建築空間の歴史は一つの空間からの分離にあった。

神聖なる内部空間

自然なる外部空間

この2つの空間の分離は当たり前のようだが、ローマ時代から始まる。
ギリシャの時代は内部と外部の分離はなく空間は一つ。ー>ギーディオン

ギリシャにあっては神の空間と人間の空間は同相の空間であり、パルテノン神殿は私たちが生きる自然空間と一体のものとして作られている。

そこでは自然空間から物理的に隔たるための境界はどこにもなく、自然空間の一部が部分的に梁と柱で聖別され「建築」として作られた。

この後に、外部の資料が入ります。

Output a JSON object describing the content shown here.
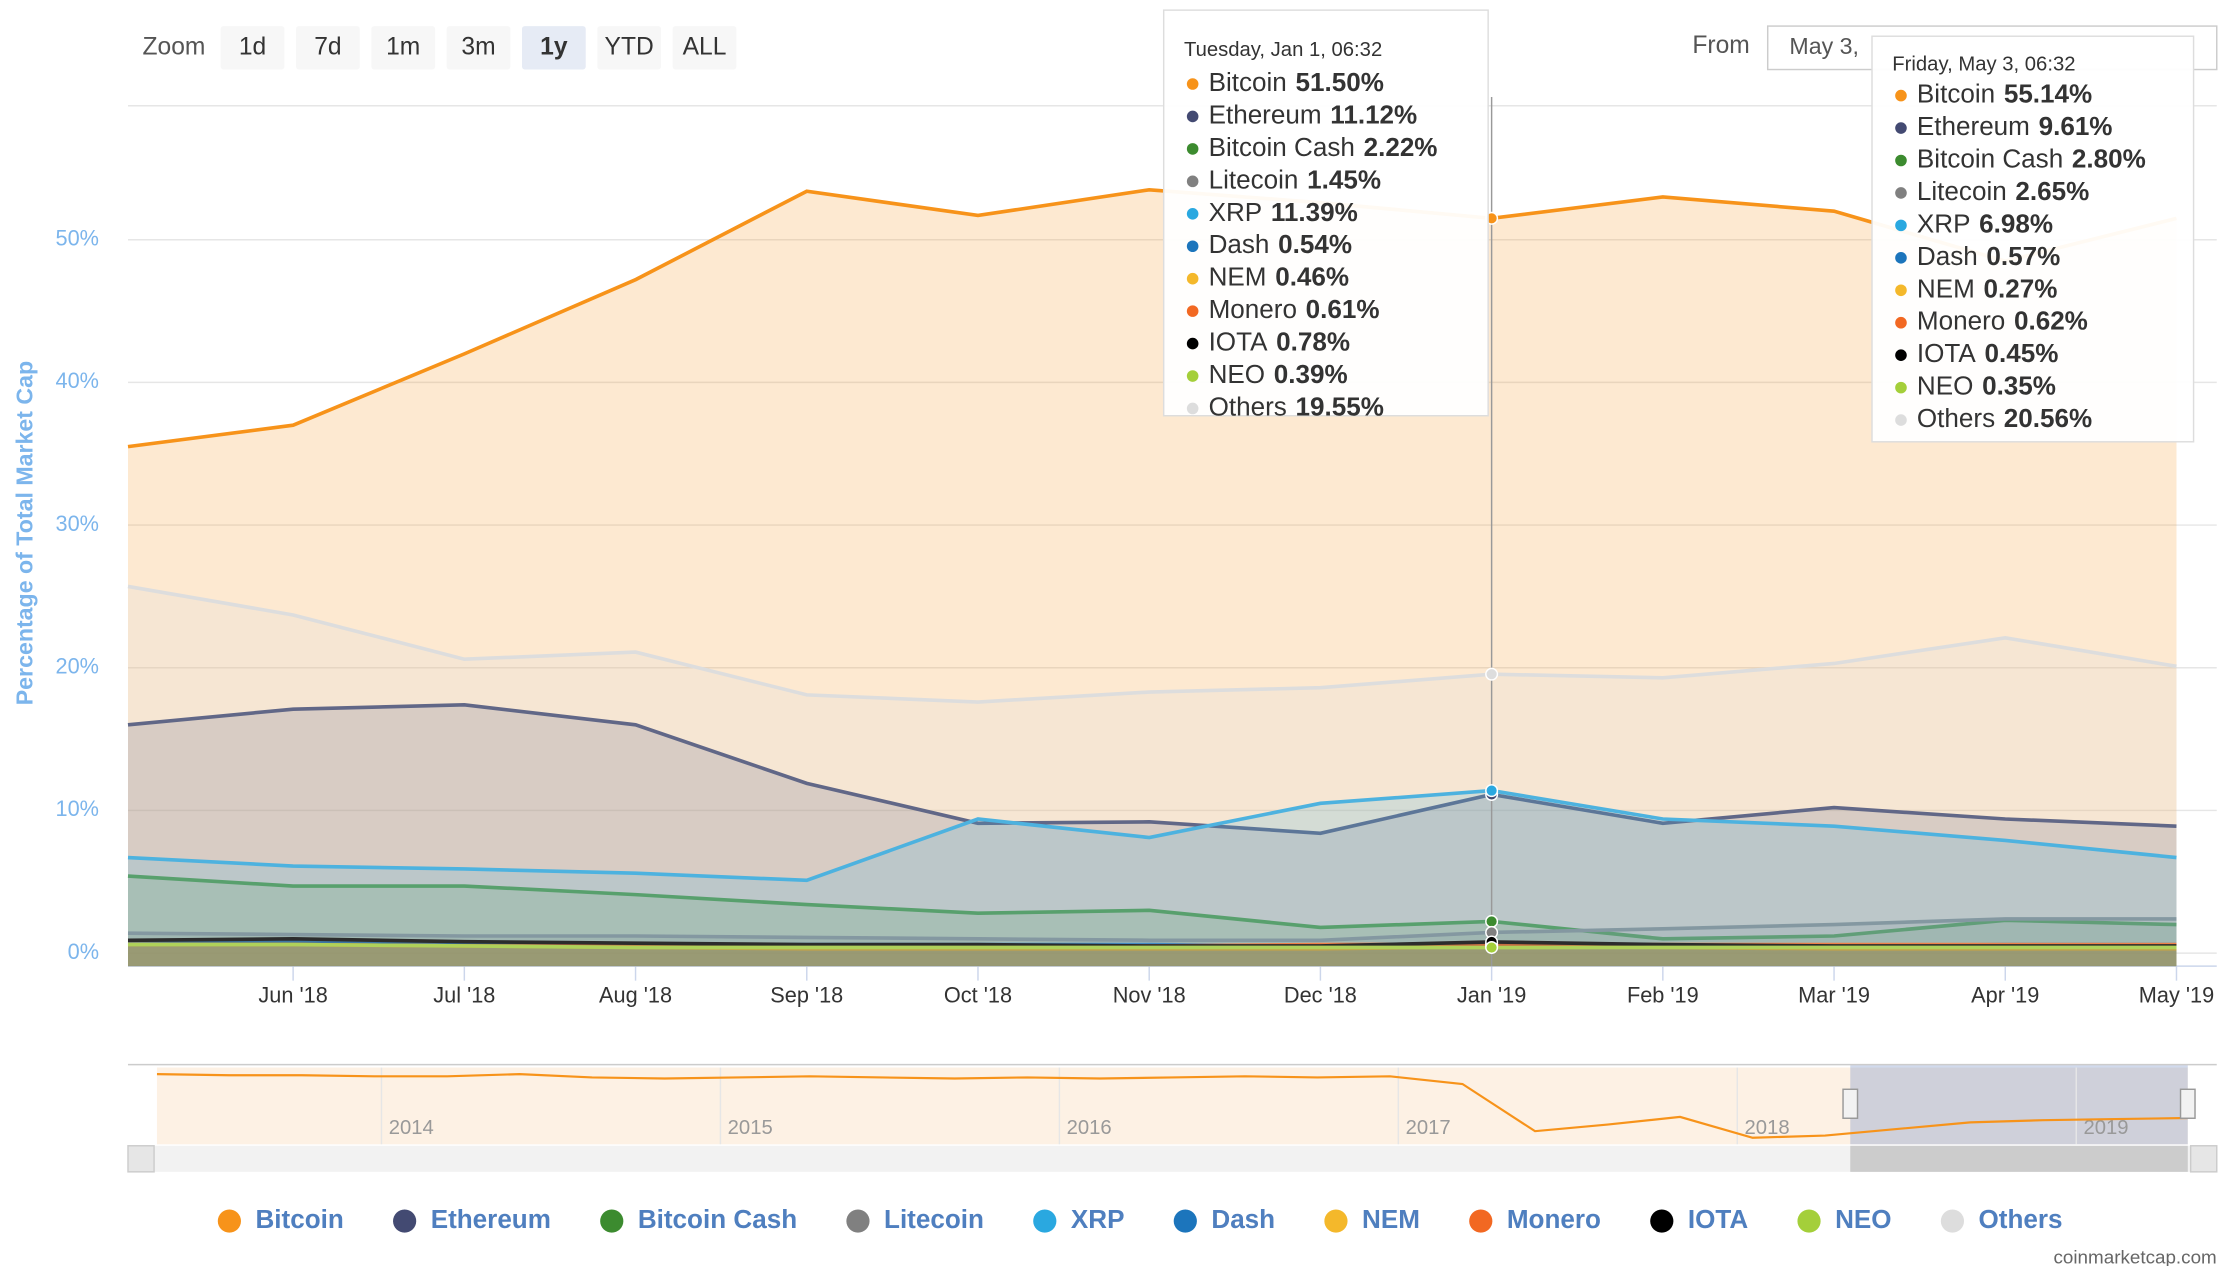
{
  "chart_data": {
    "type": "area",
    "y_axis_label": "Percentage of Total Market Cap",
    "categories": [
      null,
      "Jun '18",
      "Jul '18",
      "Aug '18",
      "Sep '18",
      "Oct '18",
      "Nov '18",
      "Dec '18",
      "Jan '19",
      "Feb '19",
      "Mar '19",
      "Apr '19",
      "May '19"
    ],
    "ylim": [
      0,
      60
    ],
    "yticks": [
      {
        "value": 0,
        "label": "0%"
      },
      {
        "value": 10,
        "label": "10%"
      },
      {
        "value": 20,
        "label": "20%"
      },
      {
        "value": 30,
        "label": "30%"
      },
      {
        "value": 40,
        "label": "40%"
      },
      {
        "value": 50,
        "label": "50%"
      }
    ],
    "grid": true,
    "series": [
      {
        "name": "Bitcoin",
        "color": "#f7931a",
        "values": [
          35.5,
          37.0,
          42.0,
          47.2,
          53.4,
          51.7,
          53.5,
          52.6,
          51.5,
          53.0,
          52.0,
          48.5,
          51.5
        ]
      },
      {
        "name": "Ethereum",
        "color": "#434a72",
        "values": [
          16.0,
          17.1,
          17.4,
          16.0,
          11.9,
          9.1,
          9.2,
          8.4,
          11.12,
          9.1,
          10.2,
          9.4,
          8.9
        ]
      },
      {
        "name": "Bitcoin Cash",
        "color": "#3c8b2f",
        "values": [
          5.4,
          4.7,
          4.7,
          4.1,
          3.4,
          2.8,
          3.0,
          1.8,
          2.22,
          1.0,
          1.2,
          2.3,
          2.0
        ]
      },
      {
        "name": "Litecoin",
        "color": "#808080",
        "values": [
          1.4,
          1.3,
          1.2,
          1.2,
          1.1,
          1.0,
          0.9,
          0.9,
          1.45,
          1.7,
          2.0,
          2.4,
          2.4
        ]
      },
      {
        "name": "XRP",
        "color": "#2aa8e0",
        "values": [
          6.7,
          6.1,
          5.9,
          5.6,
          5.1,
          9.4,
          8.1,
          10.5,
          11.39,
          9.4,
          8.9,
          7.9,
          6.7
        ]
      },
      {
        "name": "Dash",
        "color": "#1c75bc",
        "values": [
          0.9,
          0.8,
          0.7,
          0.6,
          0.6,
          0.6,
          0.6,
          0.5,
          0.54,
          0.5,
          0.5,
          0.6,
          0.6
        ]
      },
      {
        "name": "NEM",
        "color": "#f4b82b",
        "values": [
          0.6,
          0.6,
          0.5,
          0.4,
          0.3,
          0.3,
          0.3,
          0.3,
          0.46,
          0.4,
          0.3,
          0.3,
          0.3
        ]
      },
      {
        "name": "Monero",
        "color": "#f26822",
        "values": [
          0.6,
          0.6,
          0.5,
          0.5,
          0.5,
          0.5,
          0.5,
          0.6,
          0.61,
          0.6,
          0.6,
          0.6,
          0.6
        ]
      },
      {
        "name": "IOTA",
        "color": "#000000",
        "values": [
          0.9,
          1.0,
          0.8,
          0.7,
          0.6,
          0.6,
          0.5,
          0.5,
          0.78,
          0.6,
          0.5,
          0.5,
          0.5
        ]
      },
      {
        "name": "NEO",
        "color": "#a4cf3a",
        "values": [
          0.6,
          0.6,
          0.5,
          0.4,
          0.4,
          0.4,
          0.4,
          0.4,
          0.39,
          0.4,
          0.4,
          0.4,
          0.4
        ]
      },
      {
        "name": "Others",
        "color": "#dddddd",
        "values": [
          25.7,
          23.7,
          20.6,
          21.1,
          18.1,
          17.6,
          18.3,
          18.6,
          19.55,
          19.3,
          20.3,
          22.1,
          20.1
        ]
      }
    ],
    "tooltips": [
      {
        "title": "Tuesday, Jan 1, 06:32",
        "items": [
          {
            "name": "Bitcoin",
            "value": 51.5,
            "label": "51.50%"
          },
          {
            "name": "Ethereum",
            "value": 11.12,
            "label": "11.12%"
          },
          {
            "name": "Bitcoin Cash",
            "value": 2.22,
            "label": "2.22%"
          },
          {
            "name": "Litecoin",
            "value": 1.45,
            "label": "1.45%"
          },
          {
            "name": "XRP",
            "value": 11.39,
            "label": "11.39%"
          },
          {
            "name": "Dash",
            "value": 0.54,
            "label": "0.54%"
          },
          {
            "name": "NEM",
            "value": 0.46,
            "label": "0.46%"
          },
          {
            "name": "Monero",
            "value": 0.61,
            "label": "0.61%"
          },
          {
            "name": "IOTA",
            "value": 0.78,
            "label": "0.78%"
          },
          {
            "name": "NEO",
            "value": 0.39,
            "label": "0.39%"
          },
          {
            "name": "Others",
            "value": 19.55,
            "label": "19.55%"
          }
        ]
      },
      {
        "title": "Friday, May 3, 06:32",
        "items": [
          {
            "name": "Bitcoin",
            "value": 55.14,
            "label": "55.14%"
          },
          {
            "name": "Ethereum",
            "value": 9.61,
            "label": "9.61%"
          },
          {
            "name": "Bitcoin Cash",
            "value": 2.8,
            "label": "2.80%"
          },
          {
            "name": "Litecoin",
            "value": 2.65,
            "label": "2.65%"
          },
          {
            "name": "XRP",
            "value": 6.98,
            "label": "6.98%"
          },
          {
            "name": "Dash",
            "value": 0.57,
            "label": "0.57%"
          },
          {
            "name": "NEM",
            "value": 0.27,
            "label": "0.27%"
          },
          {
            "name": "Monero",
            "value": 0.62,
            "label": "0.62%"
          },
          {
            "name": "IOTA",
            "value": 0.45,
            "label": "0.45%"
          },
          {
            "name": "NEO",
            "value": 0.35,
            "label": "0.35%"
          },
          {
            "name": "Others",
            "value": 20.56,
            "label": "20.56%"
          }
        ]
      }
    ],
    "zoom": {
      "label": "Zoom",
      "buttons": [
        "1d",
        "7d",
        "1m",
        "3m",
        "1y",
        "YTD",
        "ALL"
      ],
      "selected": 4
    },
    "range": {
      "label": "From",
      "value": "May 3,"
    },
    "navigator": {
      "ticks": [
        "2014",
        "2015",
        "2016",
        "2017",
        "2018",
        "2019"
      ],
      "ylim": [
        30,
        100
      ],
      "values": [
        94,
        93,
        93,
        92,
        92,
        94,
        91,
        90,
        91,
        92,
        91,
        90,
        91,
        90,
        91,
        92,
        91,
        92,
        85,
        42,
        48,
        55,
        36,
        38,
        44,
        50,
        52,
        53,
        54
      ]
    },
    "credit": "coinmarketcap.com"
  }
}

つまり神殿は自然空間のなかに生成された幻像のようなもの。

建築の役割は空間の生成ある。

その変遷はローマ時代以降の空間の分離分節の歴史にあったと言える。

さらに現在、建築は空間の分離の道具あるいは装置と見なされている。

音楽もまた空間生成に関わってきた。
音楽は現在でも、新しい空間の創生に関わっている。
何故なら、音楽が奏でられる時、いつもそこには、また新たな空間が立ち上がる。

建築はまた空間の創生に関われるだろうか、その糸口は「建築の音楽化」にあるのかもしれない。